Tarunjeet Rattan says she will not hesitate to drop a client who does not understand PR, “I will and I have in the past, when we are not on the same page and the above criteria does not match. More often than not, the client has come back to me after doing the agency rounds because with time they realize that I did give them a true picture of what PR can realistically do for them. This has resulted in much stronger relationships with our set of clients. “
Sanjiv Kataria says that he has, “Dropped a client with a simple email when the new client CEO and I did not agree on the company strengths that needed projection.”
Dealing with unrealistic expectations
While in the long term, educating the entire ecosystem about PR is the answer, there are challenges there as well.
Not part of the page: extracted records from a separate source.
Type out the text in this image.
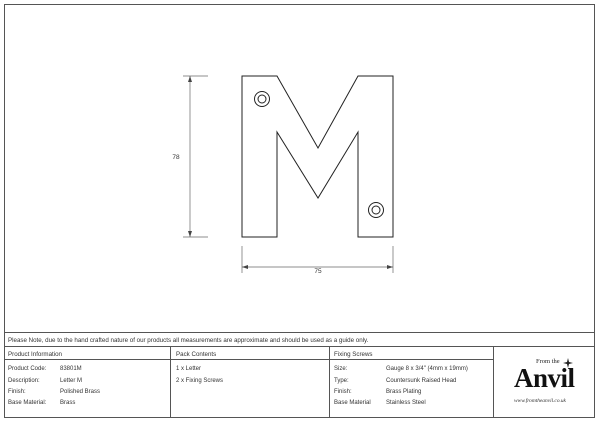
78
75
Please Note, due to the hand crafted nature of our products all measurements are approximate and should be used as a guide only.
Product Information
Product Code: 83801M
Description:	Letter M
Finish:	Polished Brass
Base Material: Brass
Pack Contents
1 x Letter
2 x Fixing Screws
Fixing Screws
Size:	Gauge 8 x 3/4" (4mm x 19mm)
Type:	Countersunk Raised Head
Finish:	Brass Plating
Base Material	Stainless Steel
From the
Anvil
www.fromtheanvil.co.uk
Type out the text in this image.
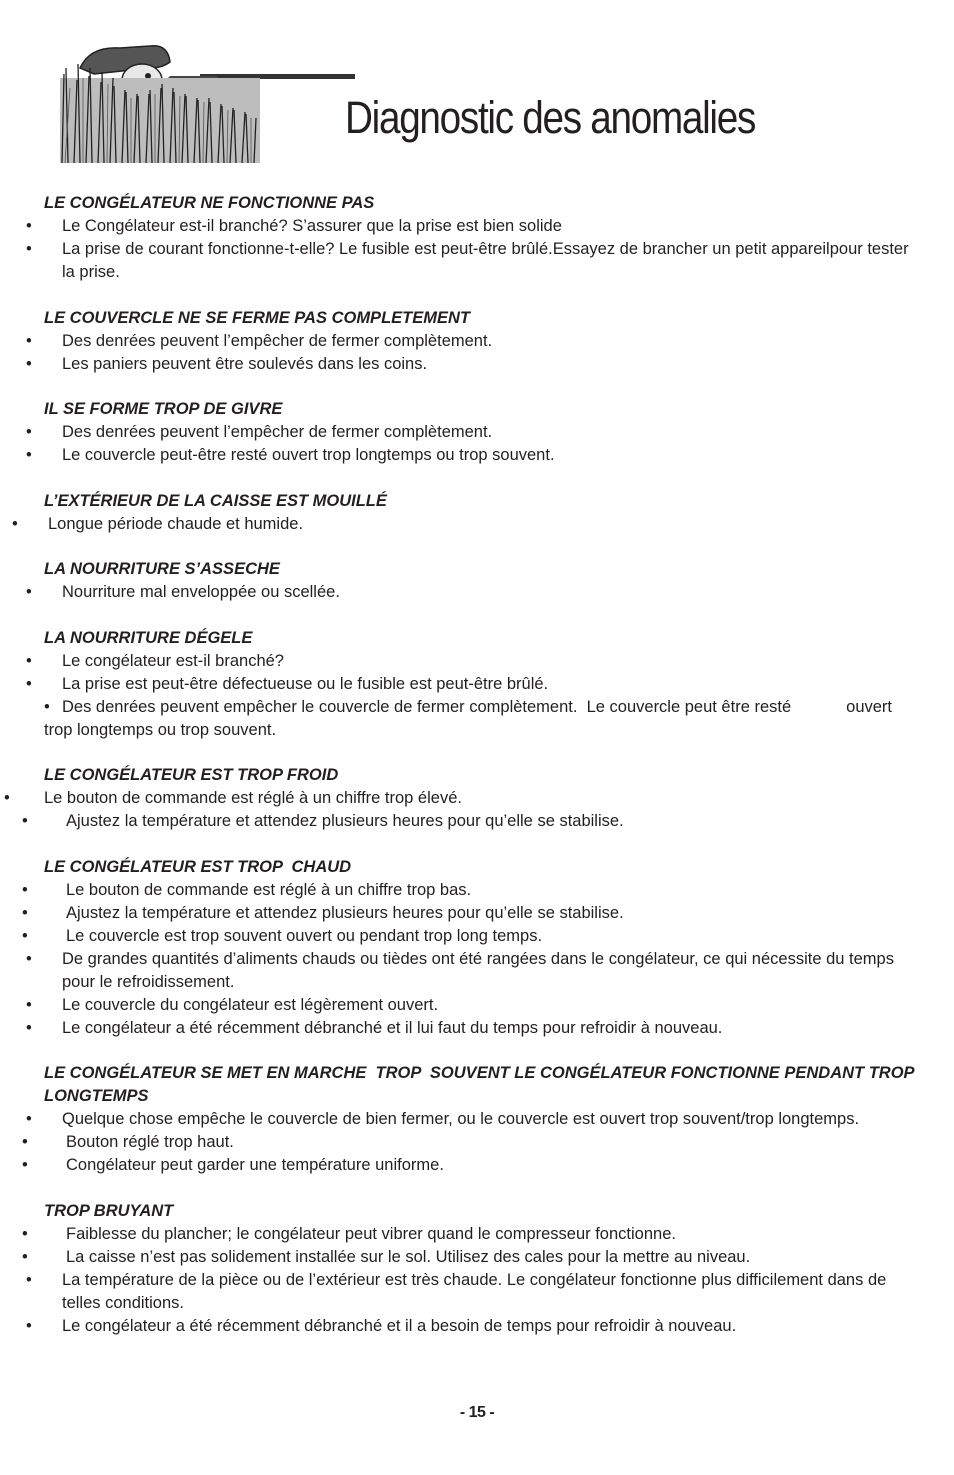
Diagnostic des anomalies

LE CONGÉLATEUR NE FONCTIONNE PAS

• Le Congélateur est-il branché? S’assurer que la prise est bien solide

• La prise de courant fonctionne-t-elle? Le fusible est peut-être brûlé.Essayez de brancher un petit appareilpour tester la prise.

LE COUVERCLE NE SE FERME PAS COMPLETEMENT

• Des denrées peuvent l’empêcher de fermer complètement.

• Les paniers peuvent être soulevés dans les coins.

IL SE FORME TROP DE GIVRE

• Des denrées peuvent l’empêcher de fermer complètement.

• Le couvercle peut-être resté ouvert trop longtemps ou trop souvent.

L’EXTÉRIEUR DE LA CAISSE EST MOUILLÉ

• Longue période chaude et humide.

LA NOURRITURE S’ASSECHE

• Nourriture mal enveloppée ou scellée.

LA NOURRITURE DÉGELE

• Le congélateur est-il branché?

• La prise est peut-être défectueuse ou le fusible est peut-être brûlé.

• Des denrées peuvent empêcher le couvercle de fermer complètement.  Le couvercle peut être resté            ouvert trop longtemps ou trop souvent.

LE CONGÉLATEUR EST TROP FROID

• Le bouton de commande est réglé à un chiffre trop élevé.

• Ajustez la température et attendez plusieurs heures pour qu’elle se stabilise.

LE CONGÉLATEUR EST TROP  CHAUD

• Le bouton de commande est réglé à un chiffre trop bas.

• Ajustez la température et attendez plusieurs heures pour qu’elle se stabilise.

• Le couvercle est trop souvent ouvert ou pendant trop long temps.

• De grandes quantités d’aliments chauds ou tièdes ont été rangées dans le congélateur, ce qui nécessite du temps pour le refroidissement.

• Le couvercle du congélateur est légèrement ouvert.

• Le congélateur a été récemment débranché et il lui faut du temps pour refroidir à nouveau.

LE CONGÉLATEUR SE MET EN MARCHE  TROP  SOUVENT LE CONGÉLATEUR FONCTIONNE PENDANT TROP LONGTEMPS

• Quelque chose empêche le couvercle de bien fermer, ou le couvercle est ouvert trop souvent/trop longtemps.

• Bouton réglé trop haut.

• Congélateur peut garder une température uniforme.

TROP BRUYANT

• Faiblesse du plancher; le congélateur peut vibrer quand le compresseur fonctionne.

• La caisse n’est pas solidement installée sur le sol. Utilisez des cales pour la mettre au niveau.

• La température de la pièce ou de l’extérieur est très chaude. Le congélateur fonctionne plus difficilement dans de telles conditions.

• Le congélateur a été récemment débranché et il a besoin de temps pour refroidir à nouveau.

- 15 -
Says Sanjiv Kataria, “Deploying a different and specific approach to each situation that drives the varied PR needs of an organisation--be it MNCs or Corporations, Government Departments or PSUs, Political Parties or NGOs, Start Ups or Legacy institutions—is as critical as basing communication on the fundamental tenets of facts, honesty and credibility.”
“The channels of communication have to be open at all times—good, bad and ugly--to win customer confidence. It is prudent to publically admit product failures, service deficiency or non-compliance to retain customers. Positive customer experience, alone, can go a long way in averting and handling crises,” adds Kataria.
Vikram Kharvi agrees that,” There is no best way to deal with unrealistic expectations; all depends on who you are talking to. Agencies can’t make magic happen if the client isn’t receptive. So the only way to deal with this is to try explaining it to the client in the best possible manner, if they still insist then only do what is achievable to the best of your abilities without doing anything unethical or something that you will regret later.”
Tarunjeet Rattan advises that, “If the prospective client understands or is willing to educate themselves on PR then readily work with them as the client-agency relationship has to weather a lot of projects – successful or failed, challenges, altercations, disagreements and find a solution to work together. If they don’t understand this and you still take up the client then go with your eyes and ears and recorders ready-because you will have to reiterate and repeat everything and maintain copious records of everything you say to ensure you are ‘safe.’ But in my opinion, such a situation never works for either party as it is set to fail with every minor roadblock.”
Seema Bhatia, a psychologist, who trained at the British Psychological Society, advises: “People in PR, should not feel that if they cannot meet expectations, it’s a failure that will affect their reputation. It is easier said than done, but companies need to understand that the PR process involves dealing with human minds that are unpredictable and ever-changing and therefore outcomes cannot be always guaranteed. Since PR cannot always be a fixed formula, PR professionals have to also convey the possibility of failure to those they report to.”